Think about placement of electric lighting for nighttime activities. Include fixtures that provide good general illumination throughout the room, but also plan targeted lighting for tasks, such as crafts, reading, and dining. Keep in mind that while open windows can provide cross-ventilation, you may also want to include one or more ceiling fans. Operable skylights can also help vent hot air during warm months.

5. Choose fabrics wisely

The very nature of a sunroom typically makes the space sun-drenched and easily accessible to the outdoors. Select fabrics that resist fading and stains. If the room is located near a swimming pool, you'll want fabrics that stand up to wet bathing suits, too. Fabrics treated for outdoor use can withstand all these demands and now come in an unlimited array of colors and patterns.

6. Find the best flooring

Susan Fredman
If your room is an access point to the outdoors, select flooring that stands up to tracked-in dirt, sand, and moisture. Ceramic, porcelain, or stone tile are popular choices for sunrooms that can handle traffic and trauma without showing wear, and they clean up easily with mild detergent and water. Depending on which side of the house your sunroom is located, tile can also absorb rays during the day and radiate warmth into the room at night—a bonus in winter. You may also want to consider radiant heat beneath flooring to make the room more comfortable during cold weather. No matter what flooring you choose, include walk-off mats at outdoor entries to capture dirt and sand, and vacuum regularly.

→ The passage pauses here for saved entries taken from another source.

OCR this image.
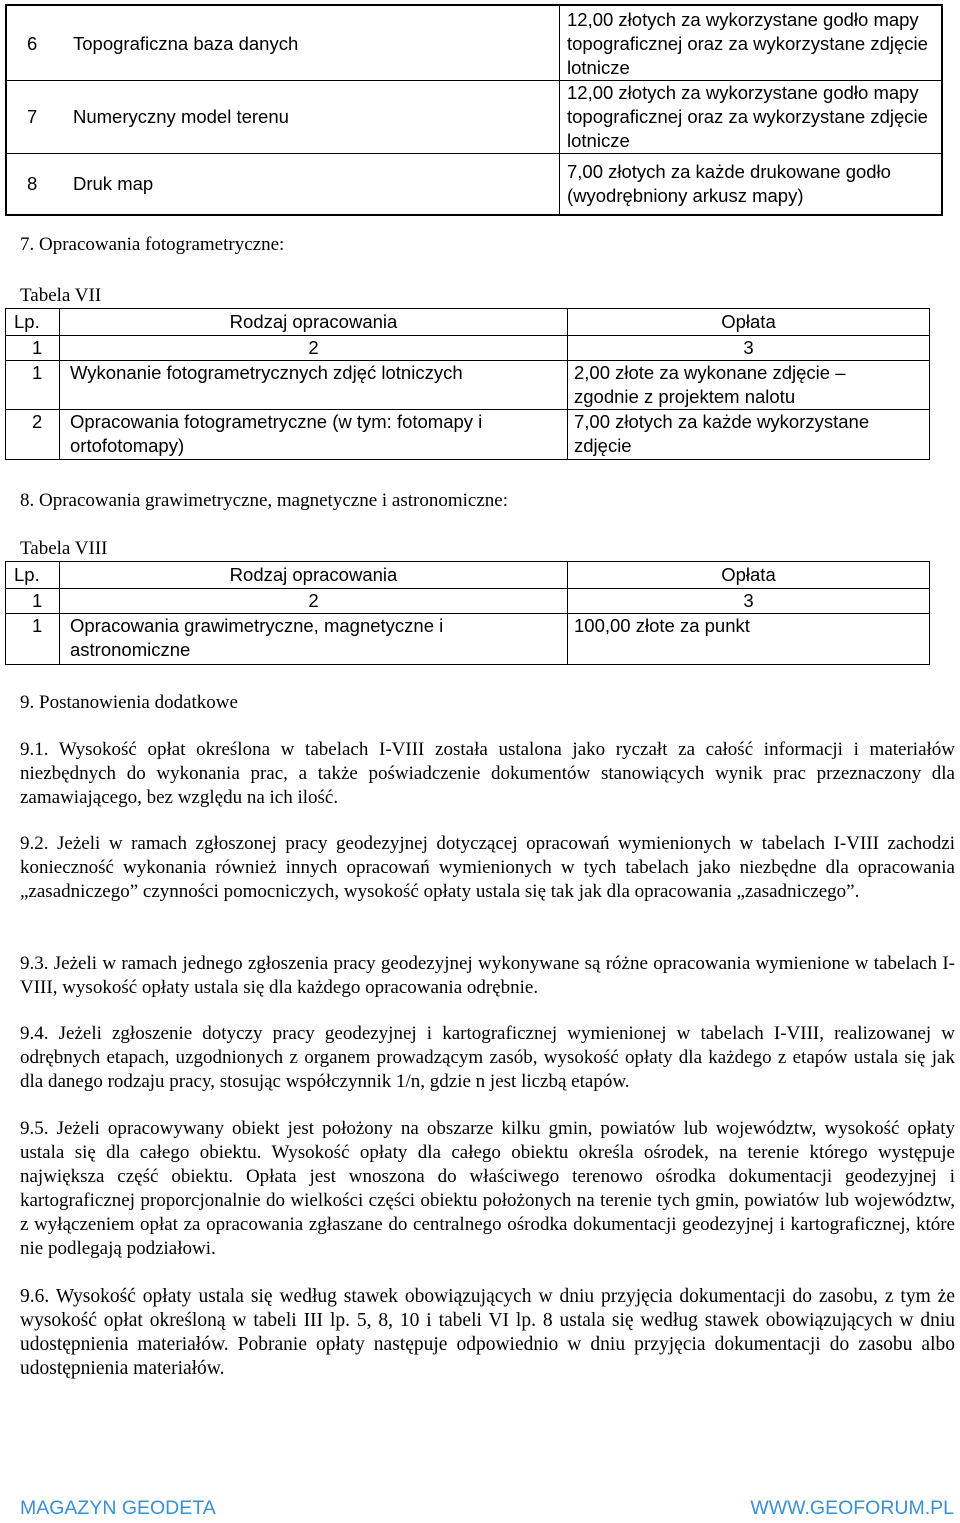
6	Topograficzna baza danych	12,00 złotych za wykorzystane godło mapy topograficznej oraz za wykorzystane zdjęcie lotnicze
7	Numeryczny model terenu	12,00 złotych za wykorzystane godło mapy topograficznej oraz za wykorzystane zdjęcie lotnicze
8	Druk map	7,00 złotych za każde drukowane godło (wyodrębniony arkusz mapy)
7. Opracowania fotogrametryczne:
Tabela VII
Lp.	Rodzaj opracowania	Opłata
1	2	3
1	Wykonanie fotogrametrycznych zdjęć lotniczych	2,00 złote za wykonane zdjęcie – zgodnie z projektem nalotu
2	Opracowania fotogrametryczne (w tym: fotomapy i ortofotomapy)	7,00 złotych za każde wykorzystane zdjęcie
8. Opracowania grawimetryczne, magnetyczne i astronomiczne:
Tabela VIII
Lp.	Rodzaj opracowania	Opłata
1	2	3
1	Opracowania grawimetryczne, magnetyczne i astronomiczne	100,00 złote za punkt
9. Postanowienia dodatkowe

9.1. Wysokość opłat określona w tabelach I-VIII została ustalona jako ryczałt za całość informacji i materiałów niezbędnych do wykonania prac, a także poświadczenie dokumentów stanowiących wynik prac przeznaczony dla zamawiającego, bez względu na ich ilość.

9.2. Jeżeli w ramach zgłoszonej pracy geodezyjnej dotyczącej opracowań wymienionych w tabelach I-VIII zachodzi konieczność wykonania również innych opracowań wymienionych w tych tabelach jako niezbędne dla opracowania „zasadniczego” czynności pomocniczych, wysokość opłaty ustala się tak jak dla opracowania „zasadniczego”.

9.3. Jeżeli w ramach jednego zgłoszenia pracy geodezyjnej wykonywane są różne opracowania wymienione w tabelach I-VIII, wysokość opłaty ustala się dla każdego opracowania odrębnie.

9.4. Jeżeli zgłoszenie dotyczy pracy geodezyjnej i kartograficznej wymienionej w tabelach I-VIII, realizowanej w odrębnych etapach, uzgodnionych z organem prowadzącym zasób, wysokość opłaty dla każdego z etapów ustala się jak dla danego rodzaju pracy, stosując współczynnik 1/n, gdzie n jest liczbą etapów.

9.5. Jeżeli opracowywany obiekt jest położony na obszarze kilku gmin, powiatów lub województw, wysokość opłaty ustala się dla całego obiektu. Wysokość opłaty dla całego obiektu określa ośrodek, na terenie którego występuje największa część obiektu. Opłata jest wnoszona do właściwego terenowo ośrodka dokumentacji geodezyjnej i kartograficznej proporcjonalnie do wielkości części obiektu położonych na terenie tych gmin, powiatów lub województw, z wyłączeniem opłat za opracowania zgłaszane do centralnego ośrodka dokumentacji geodezyjnej i kartograficznej, które nie podlegają podziałowi.

9.6. Wysokość opłaty ustala się według stawek obowiązujących w dniu przyjęcia dokumentacji do zasobu, z tym że wysokość opłat określoną w tabeli III lp. 5, 8, 10 i tabeli VI lp. 8 ustala się według stawek obowiązujących w dniu udostępnienia materiałów. Pobranie opłaty następuje odpowiednio w dniu przyjęcia dokumentacji do zasobu albo udostępnienia materiałów.

MAGAZYN GEODETA	WWW.GEOFORUM.PL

Browse our guide: Flooring Materials Pros and Cons.

7. Store in style

Depending on how you plan to use the room, include storage to keep everything organized. Open shelves can be used to for reading materials and to display a few treasures, while closed storage keeps media gear and other belongings out of sight. Storage ottomans can hold extra throws and pillows for lounging (while also serving as additional impromptu seating), and cabinets let you organize board games, dishware, serving pieces, and linens.